Reproducibility Challenges:

  • Variable results between laboratories using similar methods

  • Solution: Implement standardized protocols and participate in quality assessment programs

How will advanced single-cell technologies impact the future of PR3 antibody research?

Advanced single-cell technologies are poised to revolutionize PR3 antibody research in several ways:

Single-Cell Sequencing Applications:

  • Full characterization of B cell receptors at single-cell resolution

  • Paired heavy and light chain sequencing to preserve natural combinations

  • Analysis of clonal evolution during disease progression

  • Identification of somatic hypermutations in PR3-specific B cells

High-Throughput Cloning Methods:

  • Selective PCR approaches for retrieving antibodies from single cells

  • SPAR (Selective Primer-based Amplification and Retrieval) technology for efficient cloning

  • Rapid production of recombinant antibodies from identified sequences

Emerging Research Opportunities:

  • Comprehensive mapping of PR3 epitopes using patient-derived antibodies

  • Correlation of specific antibody sequences with disease phenotypes

  • Development of more specific diagnostic and monitoring tools

  • Identification of therapeutic targets within the B cell lineage

This high-throughput approach to antibody discovery has already demonstrated success in other fields such as developing neutralizing antibodies against SARS-CoV-2, where researchers isolated 93 potent RBD-ACE2 blocking monoclonal antibodies using similar techniques .

What methodological advances are emerging for studying PR3 antibodies in autoimmune disease research?

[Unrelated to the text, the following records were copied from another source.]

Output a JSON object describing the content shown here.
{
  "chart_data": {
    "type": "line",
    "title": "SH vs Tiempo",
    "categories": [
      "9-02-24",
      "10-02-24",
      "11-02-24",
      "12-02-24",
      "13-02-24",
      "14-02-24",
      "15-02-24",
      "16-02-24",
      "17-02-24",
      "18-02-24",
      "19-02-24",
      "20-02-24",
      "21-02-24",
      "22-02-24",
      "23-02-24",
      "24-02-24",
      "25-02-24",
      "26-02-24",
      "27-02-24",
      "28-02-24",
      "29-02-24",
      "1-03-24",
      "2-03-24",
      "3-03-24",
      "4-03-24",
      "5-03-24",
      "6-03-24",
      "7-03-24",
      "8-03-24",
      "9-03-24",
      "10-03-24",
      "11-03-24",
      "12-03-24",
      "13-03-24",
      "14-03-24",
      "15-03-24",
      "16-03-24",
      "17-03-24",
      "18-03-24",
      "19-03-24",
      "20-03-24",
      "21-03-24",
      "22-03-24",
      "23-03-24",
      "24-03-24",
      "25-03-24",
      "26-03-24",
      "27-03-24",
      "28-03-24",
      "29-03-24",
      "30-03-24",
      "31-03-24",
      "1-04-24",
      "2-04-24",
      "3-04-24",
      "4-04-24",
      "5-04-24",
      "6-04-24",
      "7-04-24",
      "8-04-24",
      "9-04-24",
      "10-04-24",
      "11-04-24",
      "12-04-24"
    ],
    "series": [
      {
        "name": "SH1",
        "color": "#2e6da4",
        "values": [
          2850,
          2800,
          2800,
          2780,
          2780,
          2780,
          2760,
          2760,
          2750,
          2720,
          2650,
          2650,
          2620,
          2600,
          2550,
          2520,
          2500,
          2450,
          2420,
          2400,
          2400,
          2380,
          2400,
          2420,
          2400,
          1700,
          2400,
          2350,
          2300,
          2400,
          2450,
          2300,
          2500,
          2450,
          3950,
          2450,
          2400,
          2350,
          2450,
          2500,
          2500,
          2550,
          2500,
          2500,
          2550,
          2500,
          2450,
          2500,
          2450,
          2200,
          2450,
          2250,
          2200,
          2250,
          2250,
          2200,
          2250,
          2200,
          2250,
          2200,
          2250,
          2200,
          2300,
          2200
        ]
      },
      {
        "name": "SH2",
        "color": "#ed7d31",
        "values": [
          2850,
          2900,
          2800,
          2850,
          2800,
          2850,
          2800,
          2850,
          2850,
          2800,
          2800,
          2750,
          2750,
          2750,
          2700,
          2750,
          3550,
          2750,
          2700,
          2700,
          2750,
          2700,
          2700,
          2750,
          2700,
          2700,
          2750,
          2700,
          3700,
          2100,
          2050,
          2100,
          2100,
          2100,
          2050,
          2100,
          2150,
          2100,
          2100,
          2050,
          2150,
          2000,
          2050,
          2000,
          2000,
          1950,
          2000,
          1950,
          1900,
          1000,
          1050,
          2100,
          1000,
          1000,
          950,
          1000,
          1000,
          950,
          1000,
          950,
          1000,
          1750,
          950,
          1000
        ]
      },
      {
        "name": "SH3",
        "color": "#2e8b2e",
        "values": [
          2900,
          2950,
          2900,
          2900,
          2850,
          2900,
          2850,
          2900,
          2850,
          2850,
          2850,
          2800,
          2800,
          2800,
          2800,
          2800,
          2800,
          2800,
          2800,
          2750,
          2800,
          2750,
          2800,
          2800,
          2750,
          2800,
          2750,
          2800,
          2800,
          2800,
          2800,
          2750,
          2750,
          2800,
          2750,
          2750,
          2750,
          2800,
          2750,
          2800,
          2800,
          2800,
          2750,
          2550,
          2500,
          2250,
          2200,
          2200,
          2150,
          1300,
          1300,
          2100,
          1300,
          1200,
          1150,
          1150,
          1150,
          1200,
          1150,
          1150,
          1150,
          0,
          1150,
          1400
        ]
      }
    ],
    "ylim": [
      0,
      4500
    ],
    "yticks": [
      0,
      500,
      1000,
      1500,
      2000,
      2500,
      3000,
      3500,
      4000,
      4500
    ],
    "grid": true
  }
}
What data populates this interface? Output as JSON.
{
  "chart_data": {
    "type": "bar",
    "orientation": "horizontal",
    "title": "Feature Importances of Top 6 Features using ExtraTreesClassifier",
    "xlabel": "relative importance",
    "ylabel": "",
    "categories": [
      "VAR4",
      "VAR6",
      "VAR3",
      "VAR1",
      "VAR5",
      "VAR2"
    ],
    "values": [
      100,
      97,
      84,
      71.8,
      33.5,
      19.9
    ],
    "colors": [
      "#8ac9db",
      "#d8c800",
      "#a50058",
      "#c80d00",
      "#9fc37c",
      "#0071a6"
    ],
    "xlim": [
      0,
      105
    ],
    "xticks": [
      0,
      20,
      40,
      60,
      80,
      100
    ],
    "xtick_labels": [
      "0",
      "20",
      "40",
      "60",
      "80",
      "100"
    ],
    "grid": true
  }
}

Several methodological advances are transforming PR3 antibody research:

Structural Biology Approaches:

  • Cryo-EM and X-ray crystallography to determine precise epitope binding

  • Hydrogen-deuterium exchange mass spectrometry for epitope mapping

  • Molecular dynamics simulations to predict antibody-antigen interactions

Functional Assays:

  • Development of standardized neutrophil activation assays

  • High-throughput screening for antibody-mediated effects

  • Reporter cell lines for measuring PR3-antibody functional outcomes

AI and Computational Methods:

  • Machine learning algorithms to predict pathogenic epitopes

  • Computational modeling of antibody-antigen interactions

  • Analysis of B cell receptor repertoire data sets

Therapeutic Development Platforms:

  • Humanized mouse models for testing therapeutic approaches

  • Chimeric antigen receptor T cells targeting autoreactive B cells

  • Engineered competitive decoy antigens to neutralize circulating antibodies

These methodological advances will likely lead to more precise diagnostic tools and targeted therapeutic approaches for PR3-ANCA associated diseases in the coming years.